Caminos de tierra y carreteras tranquilas
Para recorrer los alrededores no hacen falta rutas señalizadas. Hay muchas pistas agrícolas que salen del propio pueblo y se pierden entre fincas. Eso sí, conviene respetar cancelas y lindes porque buena parte del terreno es privado y está en uso.
Un paseo sencillo es salir temprano o al atardecer, cuando baja el calor y el campo se llena de sonidos: cigarras en verano, cencerros de ganado a lo lejos, algún perro ladrando desde una nave.
También hay carreteras secundarias con muy poco tráfico que conectan con otros pueblos cercanos. En bicicleta se recorren bien porque el terreno es bastante suave. La primavera suele ser el momento más agradecido para moverse por aquí: el pasto está alto, las encinas más verdes y todavía no aprieta el calor.
En verano el paisaje cambia por completo. El cereal se vuelve amarillo y el sol cae fuerte desde media mañana.
Cerca de Ciudad Rodrigo y de Portugal
Gallegos de Argañán está a unos quince kilómetros de Ciudad Rodrigo. En coche se llega en poco tiempo, y es una buena combinación si se quiere añadir algo de patrimonio histórico al viaje: murallas, calles antiguas y más movimiento que en los pueblos de alrededor.
La frontera portuguesa también queda muy cerca. De hecho, en esta parte de Salamanca es habitual que la gente cruce de un lado a otro con naturalidad.
Fiestas y costumbres del calendario rural
Las fiestas patronales suelen celebrarse alrededor del 15 de agosto, dedicadas a la Virgen de la Asunción.
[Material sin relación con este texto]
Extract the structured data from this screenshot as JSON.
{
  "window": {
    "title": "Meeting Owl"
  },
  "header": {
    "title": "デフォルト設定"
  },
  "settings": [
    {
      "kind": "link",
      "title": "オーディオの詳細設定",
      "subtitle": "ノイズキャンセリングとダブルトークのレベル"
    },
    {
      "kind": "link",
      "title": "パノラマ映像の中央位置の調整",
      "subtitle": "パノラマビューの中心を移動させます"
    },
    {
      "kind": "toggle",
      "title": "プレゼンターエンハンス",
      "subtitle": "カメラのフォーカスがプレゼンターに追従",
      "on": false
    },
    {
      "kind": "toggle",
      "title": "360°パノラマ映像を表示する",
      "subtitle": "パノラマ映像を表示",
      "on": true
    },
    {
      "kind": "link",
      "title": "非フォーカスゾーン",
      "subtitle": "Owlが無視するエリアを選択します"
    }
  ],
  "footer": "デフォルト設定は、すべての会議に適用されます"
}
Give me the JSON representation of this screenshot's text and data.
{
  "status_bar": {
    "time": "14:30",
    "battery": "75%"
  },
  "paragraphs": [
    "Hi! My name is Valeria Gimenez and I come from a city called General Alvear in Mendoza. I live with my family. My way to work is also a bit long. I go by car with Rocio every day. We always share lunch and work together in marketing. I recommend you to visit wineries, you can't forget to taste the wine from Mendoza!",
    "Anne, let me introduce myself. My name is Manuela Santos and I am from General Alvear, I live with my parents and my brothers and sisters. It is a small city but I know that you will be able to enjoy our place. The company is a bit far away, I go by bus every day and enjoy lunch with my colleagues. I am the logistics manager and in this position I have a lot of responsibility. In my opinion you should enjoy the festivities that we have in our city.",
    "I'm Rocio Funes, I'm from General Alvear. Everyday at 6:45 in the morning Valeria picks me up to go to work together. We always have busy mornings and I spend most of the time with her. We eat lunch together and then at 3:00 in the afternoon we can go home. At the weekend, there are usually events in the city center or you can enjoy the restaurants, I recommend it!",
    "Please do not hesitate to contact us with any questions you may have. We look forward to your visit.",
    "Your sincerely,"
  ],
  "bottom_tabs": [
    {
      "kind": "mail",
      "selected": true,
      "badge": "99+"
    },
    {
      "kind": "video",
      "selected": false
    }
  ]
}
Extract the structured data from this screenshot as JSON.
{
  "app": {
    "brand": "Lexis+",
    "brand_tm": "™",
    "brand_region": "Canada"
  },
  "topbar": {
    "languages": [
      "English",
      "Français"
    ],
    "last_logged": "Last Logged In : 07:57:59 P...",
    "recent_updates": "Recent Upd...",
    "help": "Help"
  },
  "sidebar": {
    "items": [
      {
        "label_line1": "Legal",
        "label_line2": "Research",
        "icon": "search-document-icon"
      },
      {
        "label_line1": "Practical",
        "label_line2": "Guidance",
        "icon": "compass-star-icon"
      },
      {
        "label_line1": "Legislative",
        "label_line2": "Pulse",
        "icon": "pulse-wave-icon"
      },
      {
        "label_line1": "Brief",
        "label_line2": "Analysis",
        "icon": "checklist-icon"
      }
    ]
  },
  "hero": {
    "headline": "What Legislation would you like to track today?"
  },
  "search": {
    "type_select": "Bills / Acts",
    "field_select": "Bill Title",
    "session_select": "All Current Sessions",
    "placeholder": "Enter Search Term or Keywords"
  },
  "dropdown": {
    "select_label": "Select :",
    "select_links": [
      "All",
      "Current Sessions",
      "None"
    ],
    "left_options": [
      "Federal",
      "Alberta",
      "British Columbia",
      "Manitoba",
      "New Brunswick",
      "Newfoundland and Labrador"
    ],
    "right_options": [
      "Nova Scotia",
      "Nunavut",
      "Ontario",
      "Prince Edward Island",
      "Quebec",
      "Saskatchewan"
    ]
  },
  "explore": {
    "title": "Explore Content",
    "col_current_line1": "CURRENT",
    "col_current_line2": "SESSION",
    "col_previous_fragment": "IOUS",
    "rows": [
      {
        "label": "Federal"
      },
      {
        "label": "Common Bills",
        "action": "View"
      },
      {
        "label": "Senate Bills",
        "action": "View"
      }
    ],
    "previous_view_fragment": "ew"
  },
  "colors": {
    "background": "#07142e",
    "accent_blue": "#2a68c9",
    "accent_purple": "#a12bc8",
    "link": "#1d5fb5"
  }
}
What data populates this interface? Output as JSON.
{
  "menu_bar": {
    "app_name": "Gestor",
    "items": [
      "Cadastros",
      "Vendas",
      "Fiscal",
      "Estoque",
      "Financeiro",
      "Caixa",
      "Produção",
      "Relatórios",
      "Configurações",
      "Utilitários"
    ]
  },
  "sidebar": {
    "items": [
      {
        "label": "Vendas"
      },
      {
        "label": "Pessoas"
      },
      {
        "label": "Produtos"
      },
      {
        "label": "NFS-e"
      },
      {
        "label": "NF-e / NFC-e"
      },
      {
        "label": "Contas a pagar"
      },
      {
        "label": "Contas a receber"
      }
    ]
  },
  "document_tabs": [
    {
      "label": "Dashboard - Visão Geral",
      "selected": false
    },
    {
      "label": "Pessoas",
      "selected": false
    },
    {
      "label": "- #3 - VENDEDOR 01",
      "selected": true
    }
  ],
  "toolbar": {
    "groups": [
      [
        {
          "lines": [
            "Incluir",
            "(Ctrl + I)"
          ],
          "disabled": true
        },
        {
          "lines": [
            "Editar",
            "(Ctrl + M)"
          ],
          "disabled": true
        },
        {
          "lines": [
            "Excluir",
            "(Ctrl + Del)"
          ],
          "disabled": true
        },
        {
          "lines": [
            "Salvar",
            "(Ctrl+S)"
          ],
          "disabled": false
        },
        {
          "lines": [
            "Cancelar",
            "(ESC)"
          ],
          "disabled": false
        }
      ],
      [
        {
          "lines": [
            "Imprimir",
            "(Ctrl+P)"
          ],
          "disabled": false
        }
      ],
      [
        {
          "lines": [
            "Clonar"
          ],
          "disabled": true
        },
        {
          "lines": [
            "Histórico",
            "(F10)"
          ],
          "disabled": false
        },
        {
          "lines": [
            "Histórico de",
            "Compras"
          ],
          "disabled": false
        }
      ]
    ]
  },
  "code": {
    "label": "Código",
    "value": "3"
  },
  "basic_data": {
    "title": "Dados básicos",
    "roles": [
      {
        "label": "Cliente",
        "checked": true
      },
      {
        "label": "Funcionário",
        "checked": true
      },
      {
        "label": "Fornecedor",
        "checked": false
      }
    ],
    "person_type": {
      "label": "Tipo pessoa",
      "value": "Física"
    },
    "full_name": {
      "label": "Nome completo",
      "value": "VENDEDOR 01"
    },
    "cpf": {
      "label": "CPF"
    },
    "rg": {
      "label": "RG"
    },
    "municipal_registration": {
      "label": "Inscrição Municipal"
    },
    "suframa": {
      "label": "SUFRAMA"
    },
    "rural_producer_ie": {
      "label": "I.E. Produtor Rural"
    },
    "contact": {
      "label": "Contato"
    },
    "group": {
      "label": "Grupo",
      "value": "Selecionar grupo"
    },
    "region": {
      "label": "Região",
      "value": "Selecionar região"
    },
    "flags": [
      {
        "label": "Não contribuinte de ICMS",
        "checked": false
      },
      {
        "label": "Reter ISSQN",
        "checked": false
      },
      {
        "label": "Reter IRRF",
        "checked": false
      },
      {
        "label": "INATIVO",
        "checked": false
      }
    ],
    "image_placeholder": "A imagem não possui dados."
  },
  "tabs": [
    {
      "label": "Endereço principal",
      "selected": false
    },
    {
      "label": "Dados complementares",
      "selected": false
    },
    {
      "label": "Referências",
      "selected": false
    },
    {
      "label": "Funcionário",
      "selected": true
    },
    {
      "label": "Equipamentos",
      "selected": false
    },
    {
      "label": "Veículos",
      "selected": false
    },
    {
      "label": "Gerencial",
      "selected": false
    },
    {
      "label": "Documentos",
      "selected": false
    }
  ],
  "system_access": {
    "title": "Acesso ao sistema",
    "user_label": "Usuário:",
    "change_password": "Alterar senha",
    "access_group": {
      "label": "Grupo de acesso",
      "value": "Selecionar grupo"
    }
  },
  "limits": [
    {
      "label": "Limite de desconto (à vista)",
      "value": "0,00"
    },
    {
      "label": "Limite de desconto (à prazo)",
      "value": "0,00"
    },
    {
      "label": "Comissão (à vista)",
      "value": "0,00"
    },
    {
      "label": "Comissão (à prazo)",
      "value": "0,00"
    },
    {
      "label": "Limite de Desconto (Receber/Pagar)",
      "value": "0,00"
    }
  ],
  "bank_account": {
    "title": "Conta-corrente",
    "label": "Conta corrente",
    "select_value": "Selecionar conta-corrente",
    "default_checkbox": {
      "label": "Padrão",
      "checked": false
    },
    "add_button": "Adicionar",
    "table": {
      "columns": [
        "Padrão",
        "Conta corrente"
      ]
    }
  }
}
Son días en los que el pueblo cambia bastante: regresan familiares, se montan verbenas y las calles tienen más movimiento que el resto del año.
En enero se mantienen las hogueras de San Antón, una tradición muy ligada al mundo ganadero. Se queman montones de ramas y, tradicionalmente, se bendecían los animales.
El resto del año transcurre sin prisa. No hay grandes eventos ni programaciones pensadas para atraer visitantes. La vida sigue el ritmo del campo, de las estaciones y de las tareas diarias.